Question

Lamaj is rides his bike over a piece of gum and continues riding his bike at a constant rate time = 1.25 seconds the game is at a maximum height above the ground and one second later the Commons on the ground again

Answer 1

Lamaj rides his bike over a piece of gum and continues riding his bike at a constant rate. At time = 1.25 seconds, the gum is at a maximum height above the ground and 1 second later the gum is on the ground again.
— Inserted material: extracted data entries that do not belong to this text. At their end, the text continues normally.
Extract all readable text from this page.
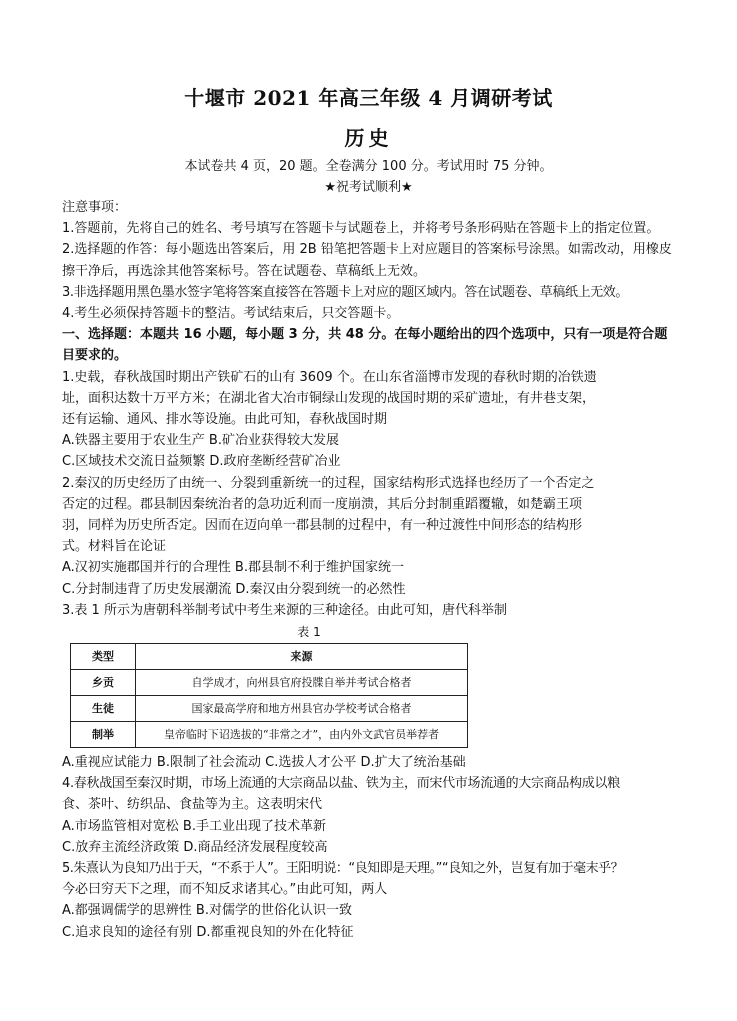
十堰市 2021 年高三年级 4 月调研考试
历史
本试卷共 4 页，20 题。全卷满分 100 分。考试用时 75 分钟。
★祝考试顺利★

注意事项：

1.答题前，先将自己的姓名、考号填写在答题卡与试题卷上，并将考号条形码贴在答题卡上的指定位置。

2.选择题的作答：每小题选出答案后，用 2B 铅笔把答题卡上对应题目的答案标号涂黑。如需改动，用橡皮擦干净后，再选涂其他答案标号。答在试题卷、草稿纸上无效。

3.非选择题用黑色墨水签字笔将答案直接答在答题卡上对应的题区域内。答在试题卷、草稿纸上无效。

4.考生必须保持答题卡的整洁。考试结束后，只交答题卡。

一、选择题：本题共 16 小题，每小题 3 分，共 48 分。在每小题给出的四个选项中，只有一项是符合题目要求的。

1.史载，春秋战国时期出产铁矿石的山有 3609 个。在山东省淄博市发现的春秋时期的冶铁遗

址，面积达数十万平方米；在湖北省大冶市铜绿山发现的战国时期的采矿遗址，有井巷支架，

还有运输、通风、排水等设施。由此可知，春秋战国时期

A.铁器主要用于农业生产 B.矿冶业获得较大发展

C.区域技术交流日益频繁 D.政府垄断经营矿冶业

2.秦汉的历史经历了由统一、分裂到重新统一的过程，国家结构形式选择也经历了一个否定之

否定的过程。郡县制因秦统治者的急功近利而一度崩溃，其后分封制重蹈覆辙，如楚霸王项

羽，同样为历史所否定。因而在迈向单一郡县制的过程中，有一种过渡性中间形态的结构形

式。材料旨在论证

A.汉初实施郡国并行的合理性 B.郡县制不利于维护国家统一

C.分封制违背了历史发展潮流 D.秦汉由分裂到统一的必然性

3.表 1 所示为唐朝科举制考试中考生来源的三种途径。由此可知，唐代科举制

表 1
类型	来源
乡贡	自学成才，向州县官府投牒自举并考试合格者
生徒	国家最高学府和地方州县官办学校考试合格者
制举	皇帝临时下诏选拔的“非常之才”，由内外文武官员举荐者

A.重视应试能力 B.限制了社会流动 C.选拔人才公平 D.扩大了统治基础

4.春秋战国至秦汉时期，市场上流通的大宗商品以盐、铁为主，而宋代市场流通的大宗商品构成以粮

食、茶叶、纺织品、食盐等为主。这表明宋代

A.市场监管相对宽松 B.手工业出现了技术革新

C.放弃主流经济政策 D.商品经济发展程度较高

5.朱熹认为良知乃出于天，“不系于人”。王阳明说：“良知即是天理。”“良知之外，岂复有加于毫末乎？

今必曰穷天下之理，而不知反求诸其心。”由此可知，两人

A.都强调儒学的思辨性 B.对儒学的世俗化认识一致

C.追求良知的途径有别 D.都重视良知的外在化特征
a. If the diameter of the wheel is 68 cm, write an equation that models the height of the gum in centimeters above the ground at any time, t, in seconds.

b. What is the height of the gum when Lamaj gets to the end of the block at t = 15.6 seconds?
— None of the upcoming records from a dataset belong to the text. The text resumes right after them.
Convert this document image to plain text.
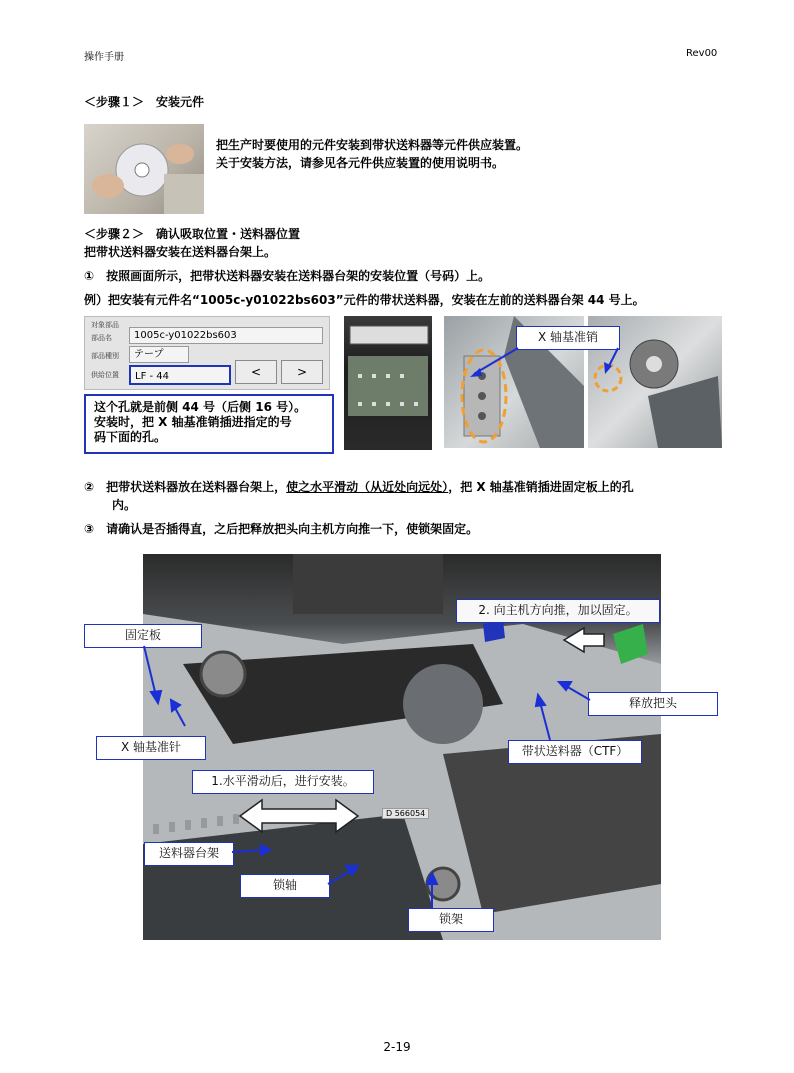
操作手册	Rev00
＜步骤１＞　安装元件
把生产时要使用的元件安装到带状送料器等元件供应装置。
关于安装方法，请参见各元件供应装置的使用说明书。
＜步骤２＞　确认吸取位置・送料器位置
把带状送料器安装在送料器台架上。
①　按照画面所示，把带状送料器安装在送料器台架的安装位置（号码）上。
例）把安装有元件名“1005c-y01022bs603”元件的带状送料器，安装在左前的送料器台架 44 号上。
対象部品
部品名
部品種別
供給位置
1005c-y01022bs603
テープ
LF - 44	<	>
这个孔就是前侧 44 号（后侧 16 号）。
安装时，把 X 轴基准销插进指定的号
码下面的孔。
X 轴基准销
②　把带状送料器放在送料器台架上，使之水平滑动（从近处向远处），把 X 轴基准销插进固定板上的孔
内。
③　请确认是否插得直，之后把释放把头向主机方向推一下，使锁架固定。
D 566054
2. 向主机方向推，加以固定。
固定板
释放把头
X 轴基准针	带状送料器（CTF）
1.水平滑动后，进行安装。
送料器台架
锁轴
锁架
2-19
c. When are the first and second times the gum reaches a height of 12 cm?

Answer:

Step-by-step explanation:

a)

We are being told that:

Lamaj rides his bike over a piece of gum and continues riding his bike at a constant rate. This keeps the wheel of his bike in Simple Harmonic Motion and the Trigonometric equation  that models the height of the gum in centimeters above the ground at any time, t, in seconds.  can be written as:

$\mathbf {y = 34cos (\pi (t-1.25))+34}$

where;

y =  is the height of the gum at a given time (t) seconds

34 = amplitude of the motion

the amplitude of the motion was obtained by finding the middle between the highest and lowest point on the cosine graph.
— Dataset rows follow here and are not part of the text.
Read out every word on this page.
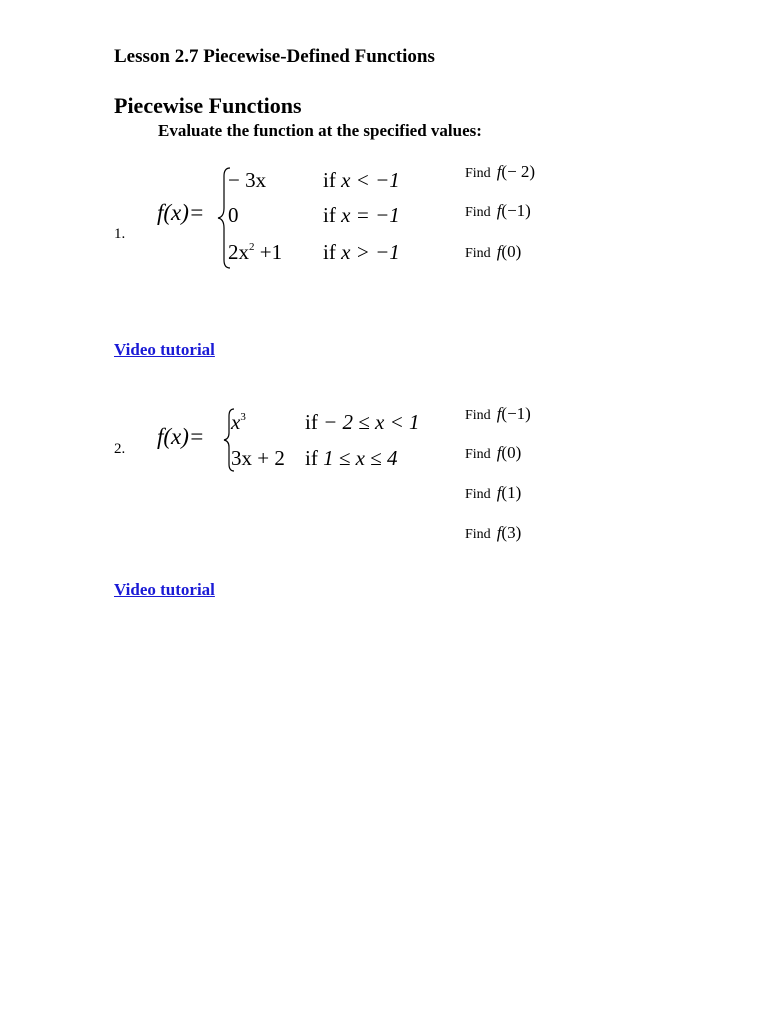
Lesson 2.7 Piecewise-Defined Functions
Piecewise Functions
Evaluate the function at the specified values:
1.
f(x)=
− 3x	if x < −1
0	if x = −1
$2x^2 +1$ if x > −1
Find f(− 2)
Find f(−1)
Find f(0)
Video tutorial
2. f(x)=
$x^3$	if − 2 ≤ x < 1
3x + 2 if 1 ≤ x ≤ 4
Find f(−1)
Find f(0)
Find f(1)
Find f(3)
Video tutorial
$\mathbf{ \pi}$ = the period of the graph

1.25 = maximum vertical height stretched by 1.25 m  to the horizontal

b) From the equation derived above;

if we replace t with 1.56 seconds ; we can determine the height of the gum when Lamaj gets to the end of the block .

So;

$\mathbf {y = 34cos (\pi (15.6-1.25))+34}$

$\mathbf {y = 34cos (\pi (14.35))+34}$

$\mathbf {y = 34cos (45.08)+34}$

$\mathbf{y = 58.01}$

Thus, the  gum is at 58.01 cm from the ground at  t = 15.6 seconds.

c)

When are the first and second times the gum reaches a height of 12 cm

This indicates the position of y; so y = 12 cm

From the same equation from (a); we have :

$\mathbf {y = 34 cos(\pi (t-1.25))+34}$

$\mathbf{12 = 34 cos ( \pi(t-1.25))+34}$

$\dfrac {12-34}{34} = cos (\pi(t-1.25))$

$\dfrac {-22}{34} = cos(\pi(t-1.25))$

$2.27 = (\pi (t-1.25)$

t = 2.72 seconds

Similarly, replacing cosine in the above equation with sine; we have:

$\mathbf {y = 34 sin (\pi (t-1.25))+34}$

$\mathbf{12 = 34 sin ( \pi(t-1.25))+34}$

$\dfrac {12-34}{34} = sin (\pi(t-1.25))$

$\dfrac {-22}{34} = sin (\pi(t-1.25))$

$-0.703 = (\pi(t-1.25))$

t = 2.527 seconds

Hence, the gum will reach 12 cm first at 2.527 sec and second time at 2.72 sec.